Hence it is dual input and a phase comparator type relay. Voltage input signal is fed through bus potential transformer (PT) to relay voltage coil and current input signal is fed through line current transformer (CT) to relay current coil.
Directional over current relay operates only when current in relay coil is greater than its plug setting and flowing through the relay coil in its correct direction.
Working Principle
Working principle of directional relay is same as that of an induction disc relay i.e. torque produced by relay coils are due to the iteration of flux produced by one coil with current of second coil.
As shown in Fig-1,Let flux Φ1 is setup by voltage coil and Φ2 is setup by current coil, induces eddy current in disc that further produces torque and rotates the disc.
When angle Φ-90°, the torque produced is positive i.e. when angle between voltage and current decreases, torque increase.
For angle Φ>+90° and Φ<-90°, the torque produced is negative that tries to rotate induction disc or cup in reverse direction but this movement is hindered by backstop.

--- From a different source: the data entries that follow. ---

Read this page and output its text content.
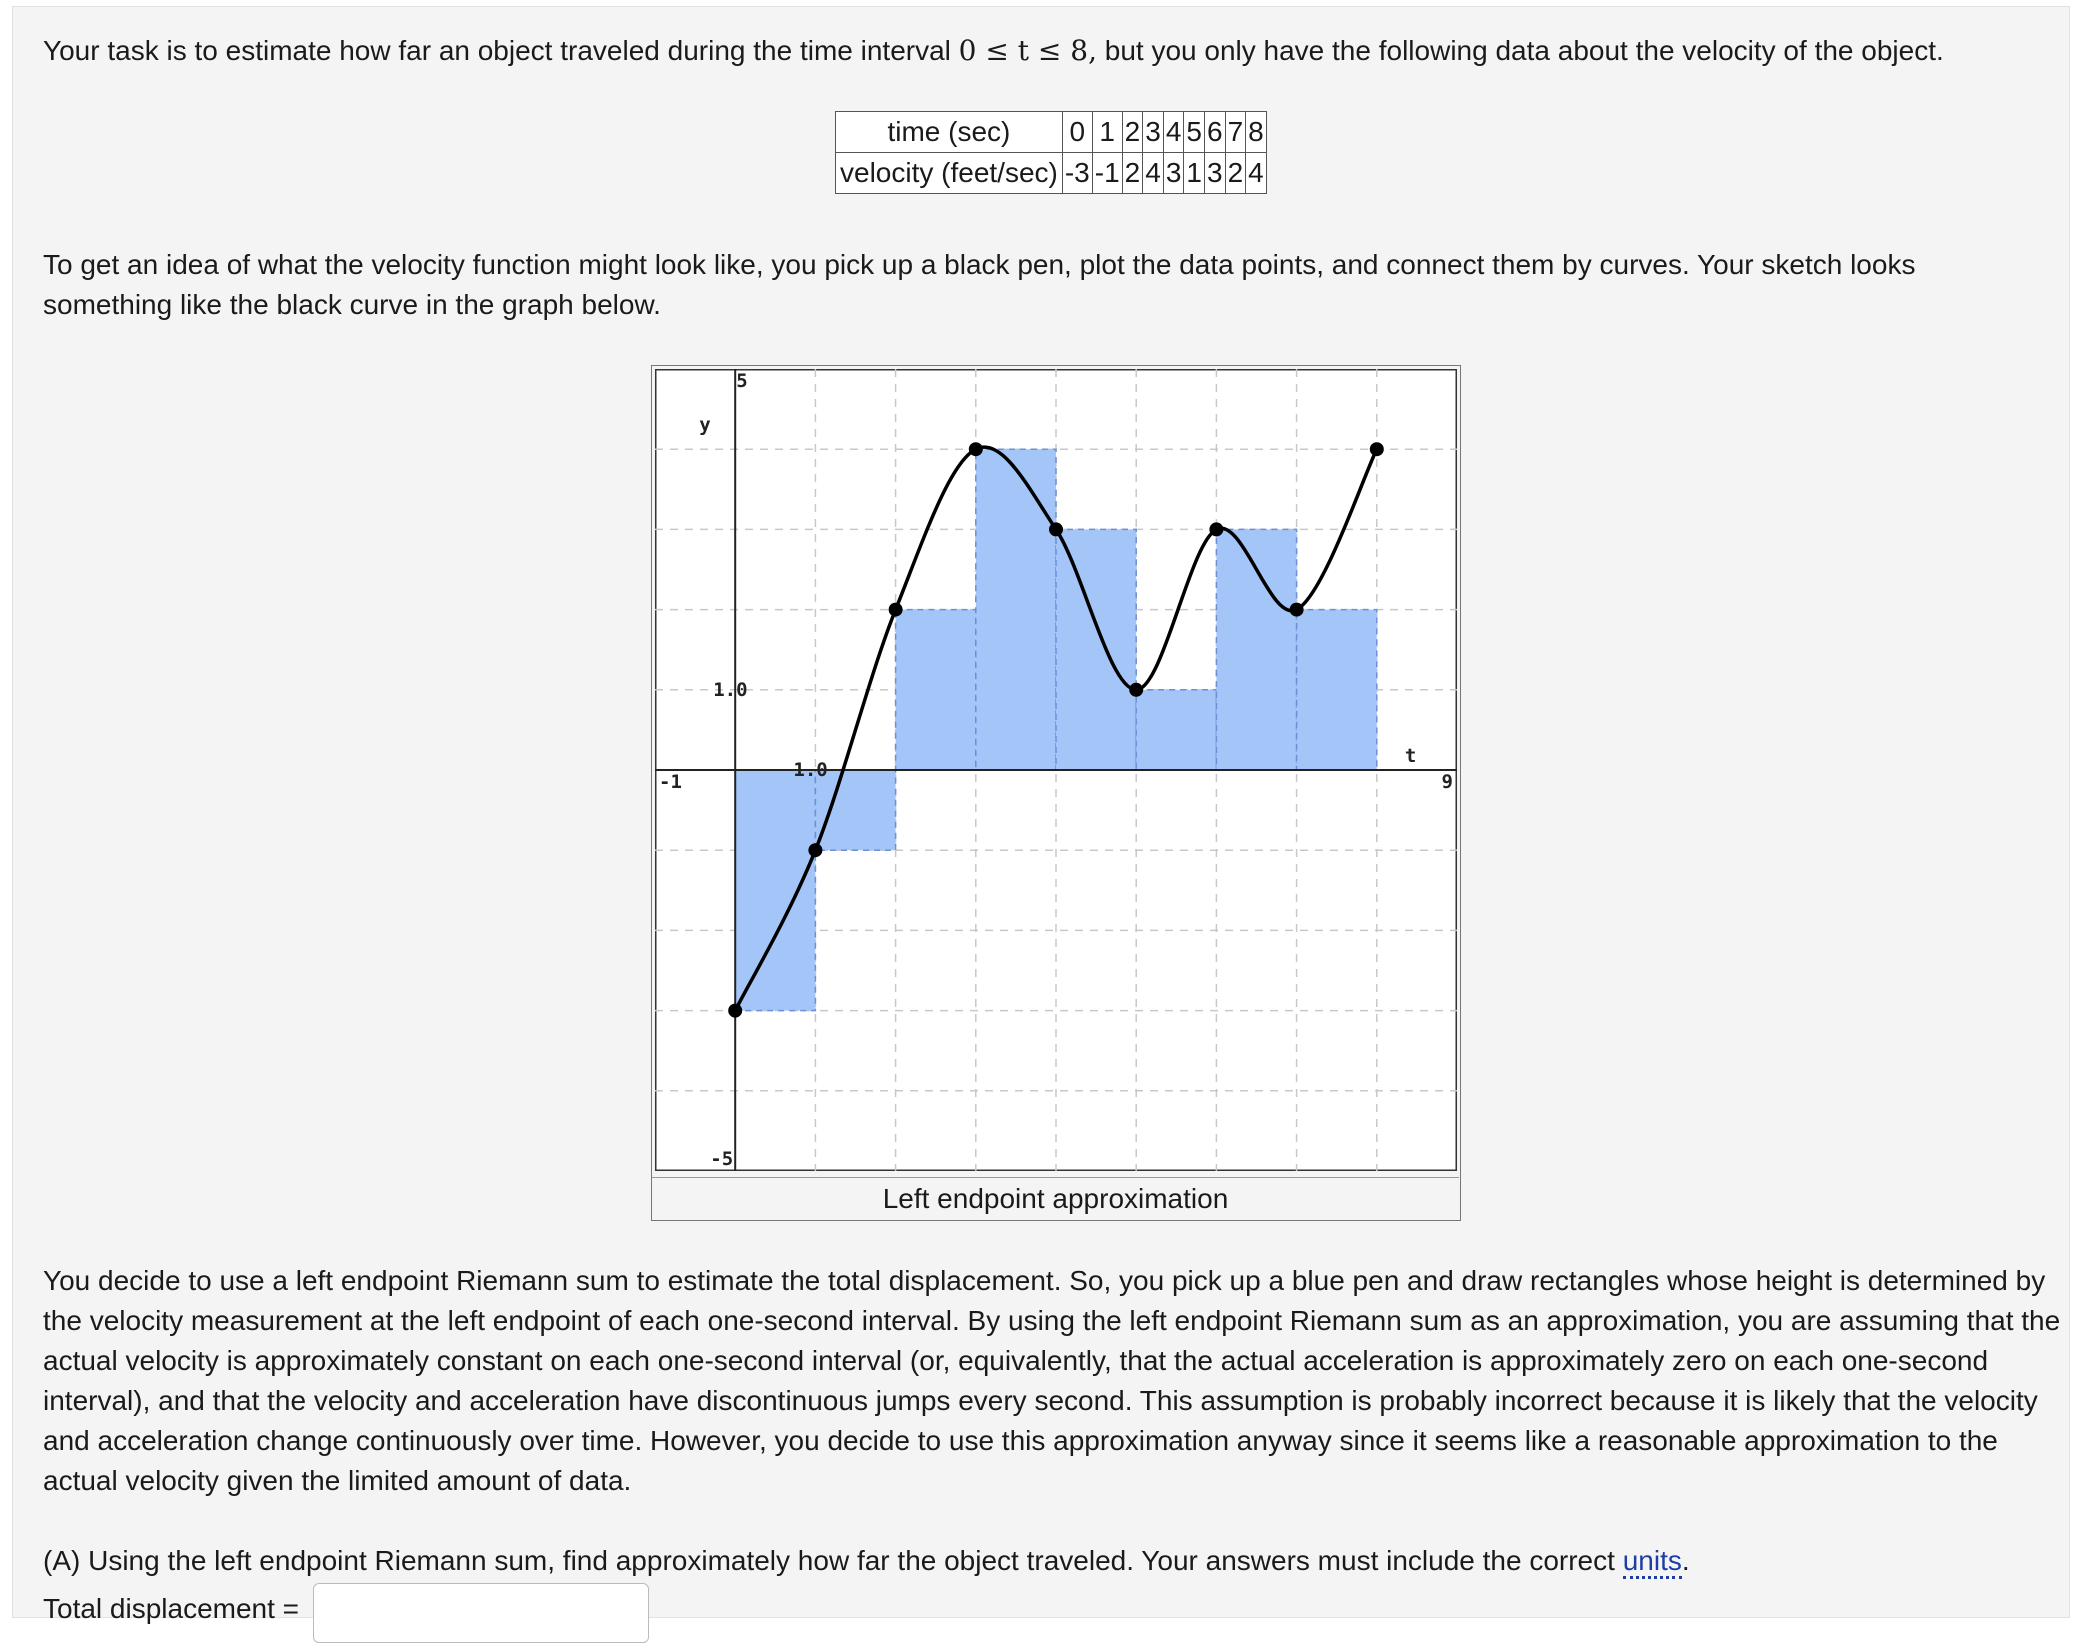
Your task is to estimate how far an object traveled during the time interval 0 ≤ t ≤ 8, but you only have the following data about the velocity of the object.

time (sec)	0	1	2	3	4	5	6	7	8
velocity (feet/sec)	-3	-1	2	4	3	1	3	2	4

To get an idea of what the velocity function might look like, you pick up a black pen, plot the data points, and connect them by curves. Your sketch looks something like the black curve in the graph below.

5
y
1.0
-1
1.0
t
9
-5
Left endpoint approximation

You decide to use a left endpoint Riemann sum to estimate the total displacement. So, you pick up a blue pen and draw rectangles whose height is determined by the velocity measurement at the left endpoint of each one-second interval. By using the left endpoint Riemann sum as an approximation, you are assuming that the actual velocity is approximately constant on each one-second interval (or, equivalently, that the actual acceleration is approximately zero on each one-second interval), and that the velocity and acceleration have discontinuous jumps every second. This assumption is probably incorrect because it is likely that the velocity and acceleration change continuously over time. However, you decide to use this approximation anyway since it seems like a reasonable approximation to the actual velocity given the limited amount of data.

(A) Using the left endpoint Riemann sum, find approximately how far the object traveled. Your answers must include the correct units.

Total displacement =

Relay continuously measures angle between voltage and current irrespective of its magnitude. When fault occurs, the value of fault current is sufficiently high but the value of voltage depends upon location of fault.
The actuating mechanism of the relay has to compensate for frictional torque and slight spring bias to avoid mal-operation due to vibration. Some minimum amount of torque is required for this compensation. A certain minimum value of voltage i.e. certain minimum distance of fault from the relay requires. If fault occurs up to this distance even if the direction is correct, relay does not operate. This region is known as dead zone.
As shown in Fig-2,When angle Φ=0°, the torque produced is maximum. The line at which Φ=0° is called maximum torque line (MT line). But maximum torque angle at Φ=0° has no meaning because when fault occurs angle between voltage and current varies between Φ=70° to Φ=90° depending on location of fault.
At a particular relay location, for power flows in the normal direction, the relay is connected to produce negative torque i.e. angle between voltage and current of relay coils is kept (180 – Φ) to produce negative torque.
At the time of fault the power flows in the reverse direction then the relay produces a positive torque and it operates. In this condition, angle between voltage and current of relay coils is kept less than 90° to produce a positive torque.
For normal flow of power, the relay is supplied with V and – I but when reverse power flows due to fault, relay is supplied with V and I i.e. torque becomes positive. It is achieved easily by reversing the current coil.
Directional power Relay Connections
At the time of fault, voltage and power factor at fault point becomes low so directional relay cannot develop sufficient torque for its operation and if relay is designed to develop torque proportional to VI cosΦ, than this problem can never be overcome.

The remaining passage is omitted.